Mit Schreiben vom habe die Beschwerdeführerin die Berufung hinsichtlich des Zeitraumes ab zurückgezogen.

Die Beschwerdeführerin beziehe eine Pension in der Höhe von EUR 537,92, eine Ausgleichszulage in der Höhe von EUR 246,07 und Pflegegeld in der Höhe von EUR 664,30 (Stufe 4). Sie habe monatlich Krankenversicherungsbeiträge von EUR 39,98 und die Miete in der Höhe von EUR 341,67 zu bezahlen.

Mit sei die Novelle LGBl. Nr. 43/2011 zur Leistungs- und Entgeltverordnung zum Steiermärkischen Behindertengesetz (LEVO-StBHG) und mit die Novelle LGBl. Nr. 62/2011 zum Stmk. BHG in Kraft getreten. Seit Inkrafttreten der Novelle zum Stmk. BHG sei es nicht mehr möglich, anstelle der Leistungsart Freizeitassistenz eine Geldleistung zuzuerkennen. Seit Inkrafttreten der Novelle zur LEVO-StBHG sei das Maximalausmaß der zu gewährenden Freizeitassistenz mit 200 Jahresstunden begrenzt.

Die von der Beschwerdeführerin ebenfalls beantragte Leistung Familienentlastungsdienst diene den pflegenden Angehörigen zur Entlastung. Als Zielgruppe würden in der LEVO-StBHG jene Personen genannt, welche eine Behinderung hätten und in einer Familie lebten. Als Wirkungsziele würden die Möglichkeit, längerfristig im familiären Umfeld zu wohnen, und die Prävention von Schädigungen des familiären Systems durch Überlastung taxativ aufgezählt. Da die Beschwerdeführerin alleine wohne, die Tochter nicht ständig mit der Pflege belastet sei und auch die Wirkungsziele nicht indiziert seien, sei die Leistung Familienentlastungsdienst nicht mehr weiter zu gewähren, weshalb nur die Leistungsart Freizeitassistenz zuerkannt worden sei. Durch die begehrte Leistungsart Familienentlastungsdienst solle das längerfristige Verbleiben der zu pflegenden Person im familiären Umfeld gesichert werden. Der Beschwerdeführerin gehe es aber eher darum, längerfristig gesehen unabhängiger zu werden. Eine Schädigung des familiären Systems durch Überlastung der Betreuungsperson sei vorliegend nicht zu befürchten, weil die nicht im gemeinsamen Haushalt lebende Tochter die Beschwerdeführerin nur zeitweilig betreue.
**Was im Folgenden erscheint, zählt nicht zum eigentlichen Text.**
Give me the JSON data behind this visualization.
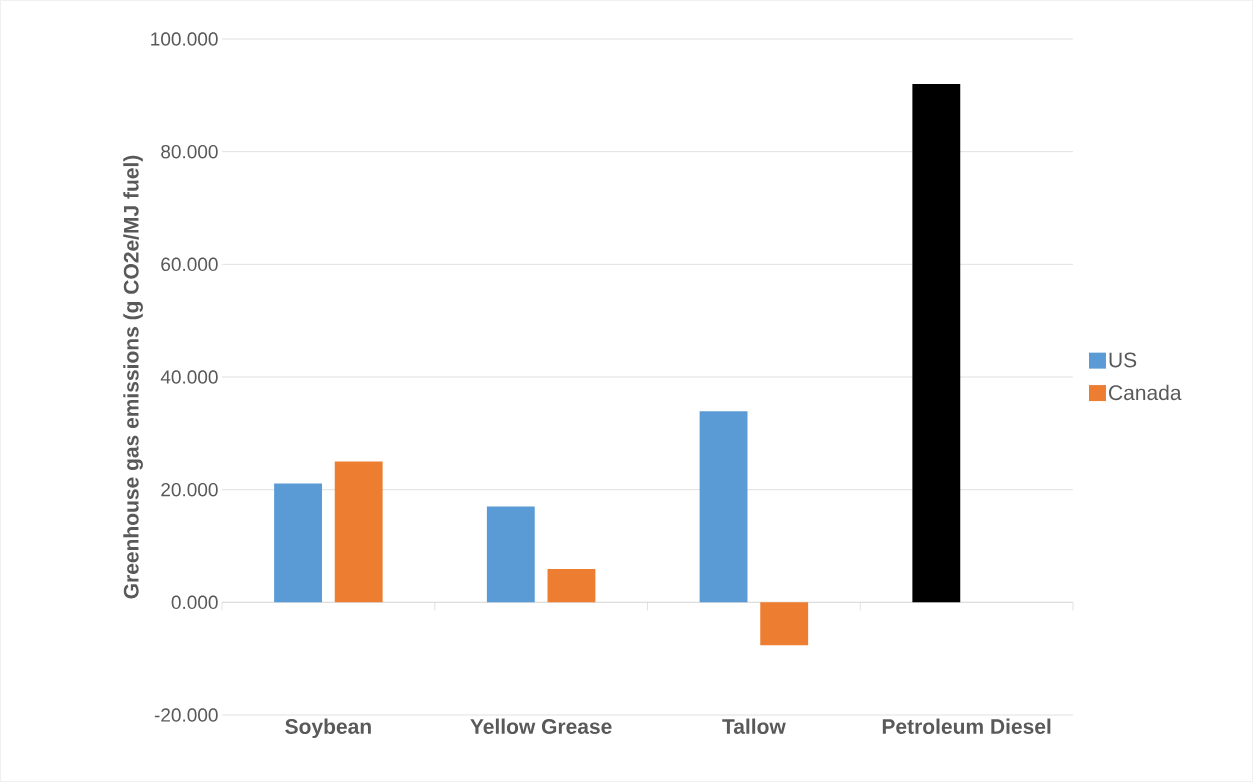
{
  "chart_data": {
    "type": "bar",
    "ylabel": "Greenhouse gas emissions (g CO2e/MJ fuel)",
    "categories": [
      "Soybean",
      "Yellow Grease",
      "Tallow",
      "Petroleum Diesel"
    ],
    "series": [
      {
        "name": "US",
        "color": "#5b9bd5",
        "colors": [
          "#5b9bd5",
          "#5b9bd5",
          "#5b9bd5",
          "#000000"
        ],
        "values": [
          21.1,
          17.0,
          33.9,
          92.0
        ]
      },
      {
        "name": "Canada",
        "color": "#ed7d31",
        "values": [
          25.0,
          5.9,
          -7.6,
          null
        ]
      }
    ],
    "ylim": [
      -20,
      100
    ],
    "yticks": [
      {
        "value": -20,
        "label": "-20.000"
      },
      {
        "value": 0,
        "label": "0.000"
      },
      {
        "value": 20,
        "label": "20.000"
      },
      {
        "value": 40,
        "label": "40.000"
      },
      {
        "value": 60,
        "label": "60.000"
      },
      {
        "value": 80,
        "label": "80.000"
      },
      {
        "value": 100,
        "label": "100.000"
      }
    ],
    "grid": "y",
    "legend": "right"
  }
}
Hinsichtlich der "beantragten Teilrechtskraft" des Bescheides der Behörde erster Instanz betreffend das zuerkannte Ausmaß der Geldleistung anstelle der Leistungsart Freizeitassistenz sei auszuführen, dass Sache des Berufungsverfahrens der Gegenstand sei, über den die Behörde erster Instanz abgesprochen habe. Werde nur gegen einen Teil dieser Entscheidung Berufung erhoben, so werde die Entscheidungsbefugnis der Berufungsbehörde nur unter der Voraussetzung auf diesen Teil eingeschränkt, dass es sich hiebei um einen trennbaren Teil handle. Die Berufung der Beschwerdeführerin habe sich ursprünglich gegen das Ausmaß der zuerkannten Geldleistung gerichtet. Innerhalb dieses Rahmens könne der erstinstanzliche Bescheid von der Berufungsbehörde nach jeder Richtung abgeändert werden. Nach der Rechtsprechung "der obersten Gerichte" bilde die "Länge" einer zuerkannten Leistungsfrist keinen trennbaren Teil einer behördlichen Entscheidung.
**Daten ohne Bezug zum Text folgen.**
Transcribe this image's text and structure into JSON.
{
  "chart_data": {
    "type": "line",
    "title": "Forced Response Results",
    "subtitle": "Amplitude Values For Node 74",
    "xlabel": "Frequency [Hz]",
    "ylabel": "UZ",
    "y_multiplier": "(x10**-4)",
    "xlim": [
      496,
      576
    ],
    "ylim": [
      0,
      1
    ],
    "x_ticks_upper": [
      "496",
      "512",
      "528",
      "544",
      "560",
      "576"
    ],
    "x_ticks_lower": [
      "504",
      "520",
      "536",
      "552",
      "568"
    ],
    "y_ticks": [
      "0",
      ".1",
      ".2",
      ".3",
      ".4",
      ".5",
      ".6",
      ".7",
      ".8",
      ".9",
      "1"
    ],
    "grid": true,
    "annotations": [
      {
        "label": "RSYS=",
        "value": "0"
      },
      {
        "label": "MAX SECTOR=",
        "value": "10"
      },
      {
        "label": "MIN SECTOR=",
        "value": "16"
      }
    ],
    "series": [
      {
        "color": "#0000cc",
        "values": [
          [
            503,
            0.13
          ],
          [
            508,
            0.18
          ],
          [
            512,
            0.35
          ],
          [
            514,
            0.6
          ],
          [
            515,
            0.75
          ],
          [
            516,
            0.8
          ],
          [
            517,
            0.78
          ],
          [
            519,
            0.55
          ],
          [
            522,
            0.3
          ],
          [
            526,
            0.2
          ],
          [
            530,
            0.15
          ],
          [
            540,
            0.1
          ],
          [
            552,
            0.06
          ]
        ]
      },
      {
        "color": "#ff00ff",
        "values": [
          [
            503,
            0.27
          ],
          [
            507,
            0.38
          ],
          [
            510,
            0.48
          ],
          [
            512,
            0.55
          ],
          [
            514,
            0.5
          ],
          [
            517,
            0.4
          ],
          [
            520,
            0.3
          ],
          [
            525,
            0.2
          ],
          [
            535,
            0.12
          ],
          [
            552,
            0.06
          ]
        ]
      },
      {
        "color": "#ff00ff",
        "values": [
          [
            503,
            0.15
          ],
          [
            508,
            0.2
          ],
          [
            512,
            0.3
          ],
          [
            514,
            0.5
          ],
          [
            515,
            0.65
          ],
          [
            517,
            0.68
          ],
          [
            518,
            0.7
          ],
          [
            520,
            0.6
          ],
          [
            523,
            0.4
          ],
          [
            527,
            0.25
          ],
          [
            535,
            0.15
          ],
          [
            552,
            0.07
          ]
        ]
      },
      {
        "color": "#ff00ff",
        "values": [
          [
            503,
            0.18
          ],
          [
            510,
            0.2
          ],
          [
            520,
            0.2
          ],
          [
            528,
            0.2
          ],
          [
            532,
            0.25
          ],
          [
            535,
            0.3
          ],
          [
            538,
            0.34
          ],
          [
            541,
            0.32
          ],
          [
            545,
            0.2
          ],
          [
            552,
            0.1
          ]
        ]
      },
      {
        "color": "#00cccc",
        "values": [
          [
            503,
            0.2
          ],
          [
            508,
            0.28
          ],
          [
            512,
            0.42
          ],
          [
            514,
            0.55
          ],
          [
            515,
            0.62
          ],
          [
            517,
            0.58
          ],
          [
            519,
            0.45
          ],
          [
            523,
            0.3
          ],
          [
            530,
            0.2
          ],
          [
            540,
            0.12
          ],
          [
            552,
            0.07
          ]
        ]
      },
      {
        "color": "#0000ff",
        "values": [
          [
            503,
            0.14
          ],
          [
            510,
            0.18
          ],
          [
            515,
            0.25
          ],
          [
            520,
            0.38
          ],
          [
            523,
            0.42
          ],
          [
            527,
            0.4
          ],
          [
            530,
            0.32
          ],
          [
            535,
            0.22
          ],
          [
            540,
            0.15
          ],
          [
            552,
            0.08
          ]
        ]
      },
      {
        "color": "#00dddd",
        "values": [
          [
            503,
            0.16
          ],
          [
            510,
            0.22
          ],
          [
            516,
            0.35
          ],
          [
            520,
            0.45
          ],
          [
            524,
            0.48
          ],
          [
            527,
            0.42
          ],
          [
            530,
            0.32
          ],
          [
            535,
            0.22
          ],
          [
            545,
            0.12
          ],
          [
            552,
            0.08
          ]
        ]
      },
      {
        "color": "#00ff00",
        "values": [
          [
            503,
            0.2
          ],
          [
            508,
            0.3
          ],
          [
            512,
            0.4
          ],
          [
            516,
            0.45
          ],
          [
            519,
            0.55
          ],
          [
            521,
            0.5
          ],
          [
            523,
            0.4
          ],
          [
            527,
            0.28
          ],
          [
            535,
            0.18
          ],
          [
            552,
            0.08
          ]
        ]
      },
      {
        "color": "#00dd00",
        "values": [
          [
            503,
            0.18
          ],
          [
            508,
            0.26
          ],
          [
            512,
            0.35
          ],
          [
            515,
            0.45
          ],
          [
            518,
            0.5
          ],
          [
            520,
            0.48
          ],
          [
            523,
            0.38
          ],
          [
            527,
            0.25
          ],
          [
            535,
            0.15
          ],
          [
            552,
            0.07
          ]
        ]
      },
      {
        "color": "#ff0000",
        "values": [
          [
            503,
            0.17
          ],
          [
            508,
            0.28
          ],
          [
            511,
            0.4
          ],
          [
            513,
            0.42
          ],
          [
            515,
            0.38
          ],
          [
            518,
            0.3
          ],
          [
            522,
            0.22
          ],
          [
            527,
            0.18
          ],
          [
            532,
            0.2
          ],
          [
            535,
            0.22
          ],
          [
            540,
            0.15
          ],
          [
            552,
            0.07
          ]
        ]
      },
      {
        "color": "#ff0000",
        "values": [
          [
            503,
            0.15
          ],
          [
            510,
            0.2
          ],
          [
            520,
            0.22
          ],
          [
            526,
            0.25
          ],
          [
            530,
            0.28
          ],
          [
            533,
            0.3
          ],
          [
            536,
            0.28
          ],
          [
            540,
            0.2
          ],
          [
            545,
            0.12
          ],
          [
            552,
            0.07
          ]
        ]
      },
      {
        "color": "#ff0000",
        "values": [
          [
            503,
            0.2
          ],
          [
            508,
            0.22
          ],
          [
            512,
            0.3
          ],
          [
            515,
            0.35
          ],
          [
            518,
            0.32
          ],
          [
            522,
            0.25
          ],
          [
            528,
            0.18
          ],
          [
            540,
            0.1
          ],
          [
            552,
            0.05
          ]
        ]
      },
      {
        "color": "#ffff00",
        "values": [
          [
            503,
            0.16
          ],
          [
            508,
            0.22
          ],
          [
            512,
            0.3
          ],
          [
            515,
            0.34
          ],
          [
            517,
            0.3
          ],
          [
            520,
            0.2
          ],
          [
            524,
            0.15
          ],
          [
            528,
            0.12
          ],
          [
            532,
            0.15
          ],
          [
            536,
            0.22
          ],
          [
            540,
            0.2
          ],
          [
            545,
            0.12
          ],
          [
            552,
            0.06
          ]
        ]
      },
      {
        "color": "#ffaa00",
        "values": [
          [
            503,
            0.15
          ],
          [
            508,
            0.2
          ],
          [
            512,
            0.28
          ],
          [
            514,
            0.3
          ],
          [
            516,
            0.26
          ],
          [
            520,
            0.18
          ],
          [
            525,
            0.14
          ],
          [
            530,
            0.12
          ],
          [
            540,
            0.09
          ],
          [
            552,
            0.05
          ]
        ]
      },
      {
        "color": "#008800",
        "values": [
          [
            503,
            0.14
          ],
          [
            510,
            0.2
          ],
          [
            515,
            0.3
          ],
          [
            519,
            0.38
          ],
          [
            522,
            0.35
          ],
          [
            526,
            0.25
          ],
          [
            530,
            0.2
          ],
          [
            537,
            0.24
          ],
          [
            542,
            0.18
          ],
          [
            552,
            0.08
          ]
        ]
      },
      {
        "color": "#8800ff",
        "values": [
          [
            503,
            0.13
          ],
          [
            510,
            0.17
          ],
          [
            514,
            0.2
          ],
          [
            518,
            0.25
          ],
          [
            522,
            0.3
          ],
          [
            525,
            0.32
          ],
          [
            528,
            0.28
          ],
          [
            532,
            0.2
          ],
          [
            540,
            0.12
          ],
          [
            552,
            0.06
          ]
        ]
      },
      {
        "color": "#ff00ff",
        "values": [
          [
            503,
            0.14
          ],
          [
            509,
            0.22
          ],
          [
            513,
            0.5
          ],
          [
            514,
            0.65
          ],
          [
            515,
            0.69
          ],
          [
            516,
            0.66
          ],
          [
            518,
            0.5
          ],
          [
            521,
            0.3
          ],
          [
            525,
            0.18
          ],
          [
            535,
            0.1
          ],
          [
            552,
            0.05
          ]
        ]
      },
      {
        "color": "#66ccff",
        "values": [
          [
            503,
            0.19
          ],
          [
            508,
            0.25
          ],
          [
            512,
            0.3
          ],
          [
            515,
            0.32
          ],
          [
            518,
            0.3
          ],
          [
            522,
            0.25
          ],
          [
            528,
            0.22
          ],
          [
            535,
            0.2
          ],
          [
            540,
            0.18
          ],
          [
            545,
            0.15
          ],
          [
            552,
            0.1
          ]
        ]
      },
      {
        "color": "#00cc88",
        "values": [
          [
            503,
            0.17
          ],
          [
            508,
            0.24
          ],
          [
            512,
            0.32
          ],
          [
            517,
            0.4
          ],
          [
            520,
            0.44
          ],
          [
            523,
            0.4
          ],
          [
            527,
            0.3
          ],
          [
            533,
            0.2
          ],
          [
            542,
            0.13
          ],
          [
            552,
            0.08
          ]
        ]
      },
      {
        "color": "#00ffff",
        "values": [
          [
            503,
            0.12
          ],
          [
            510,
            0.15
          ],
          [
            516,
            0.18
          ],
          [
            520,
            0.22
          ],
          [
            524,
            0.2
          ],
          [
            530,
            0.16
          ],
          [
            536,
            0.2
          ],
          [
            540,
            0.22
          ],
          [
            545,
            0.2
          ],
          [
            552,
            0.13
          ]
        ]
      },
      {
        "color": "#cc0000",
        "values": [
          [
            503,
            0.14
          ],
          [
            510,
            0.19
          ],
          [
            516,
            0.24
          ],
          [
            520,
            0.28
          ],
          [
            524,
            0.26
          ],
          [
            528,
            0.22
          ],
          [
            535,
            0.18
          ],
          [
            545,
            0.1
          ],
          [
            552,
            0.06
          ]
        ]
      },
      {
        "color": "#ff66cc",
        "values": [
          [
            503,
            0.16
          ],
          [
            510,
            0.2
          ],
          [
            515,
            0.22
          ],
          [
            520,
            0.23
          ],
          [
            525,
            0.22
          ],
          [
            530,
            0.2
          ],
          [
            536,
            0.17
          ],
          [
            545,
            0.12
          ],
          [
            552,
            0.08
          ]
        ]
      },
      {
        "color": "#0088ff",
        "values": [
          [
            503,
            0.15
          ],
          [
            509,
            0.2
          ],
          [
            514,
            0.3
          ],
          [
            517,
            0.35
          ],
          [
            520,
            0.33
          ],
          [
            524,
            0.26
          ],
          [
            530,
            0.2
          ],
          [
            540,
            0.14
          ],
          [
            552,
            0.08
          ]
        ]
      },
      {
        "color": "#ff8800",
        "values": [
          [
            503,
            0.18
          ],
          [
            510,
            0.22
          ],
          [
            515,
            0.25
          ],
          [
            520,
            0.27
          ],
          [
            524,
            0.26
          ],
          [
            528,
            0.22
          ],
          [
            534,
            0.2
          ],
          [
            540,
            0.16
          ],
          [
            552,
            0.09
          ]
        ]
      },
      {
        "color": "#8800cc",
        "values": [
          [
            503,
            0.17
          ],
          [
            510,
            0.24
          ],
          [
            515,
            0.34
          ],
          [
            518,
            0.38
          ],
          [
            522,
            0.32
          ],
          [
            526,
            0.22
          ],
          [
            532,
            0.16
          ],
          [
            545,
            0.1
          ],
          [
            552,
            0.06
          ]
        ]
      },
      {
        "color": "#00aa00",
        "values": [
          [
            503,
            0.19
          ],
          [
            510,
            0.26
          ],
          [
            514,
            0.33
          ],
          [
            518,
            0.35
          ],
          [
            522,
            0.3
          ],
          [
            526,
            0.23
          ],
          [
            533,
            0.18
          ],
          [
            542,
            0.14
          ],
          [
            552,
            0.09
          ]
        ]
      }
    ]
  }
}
Über die nur gegen den zweiten und dritten Spruchpunkt dieses Bescheides (somit gegen die Entscheidung für den Zeitraum ab ) gerichtete Beschwerde hat der Verwaltungsgerichtshof nach Aktenvorlage und Erstattung einer Gegenschrift durch die belangte Behörde erwogen:

Die hier maßgeblichen Bestimmungen des Steiermärkischen Behindertengesetzes - Stmk. BHG, LGBl. Nr. 26/2004 idF LGBl. Nr. 10/2012, haben (auszugsweise) folgenden Wortlaut:

"§ 2

Voraussetzungen der Hilfeleistungen

(1) Menschen mit Behinderung haben nach Maßgabe der Bestimmungen dieses Gesetzes einen Rechtsanspruch auf Hilfeleistungen.

§ 3

Arten der Hilfeleistungen

(1) Als Hilfeleistung für einen Menschen mit Behinderung kommen in Betracht:

m) Entlastung der Familie und Gestaltung der Freizeit

(2) Dem Menschen mit Behinderung steht ein Anspruch auf eine bestimmte in Abs. 1 lit. a bis q genannte Hilfeleistung nicht zu.

§ 4

Formen der Hilfeleistung

(2) Die Hilfeleistungen gemäß § 3 Abs. 1 lit. e, f, k, o, p und q sind als Geldleistungen zu erbringen, jene der lit. a, d und n können als Geldleistungen an Stelle eines mobilen, ambulanten, teilstationären oder vollstationären Dienstes erbracht werden.

§ 22 Entlastung der Familie sowie der eingetragenen Partnerinnen/eingetragenen Partner und Gestaltung der Freizeit

(1) Menschen mit Behinderung, die von ihren Familienmitgliedern oder eingetragenen Partnerinnen/eingetragenen Partnern ständig betreut werden, ist zur Entlastung der Angehörigen stundenweise Hilfe durch einen Familienentlastungsdienst zu gewähren.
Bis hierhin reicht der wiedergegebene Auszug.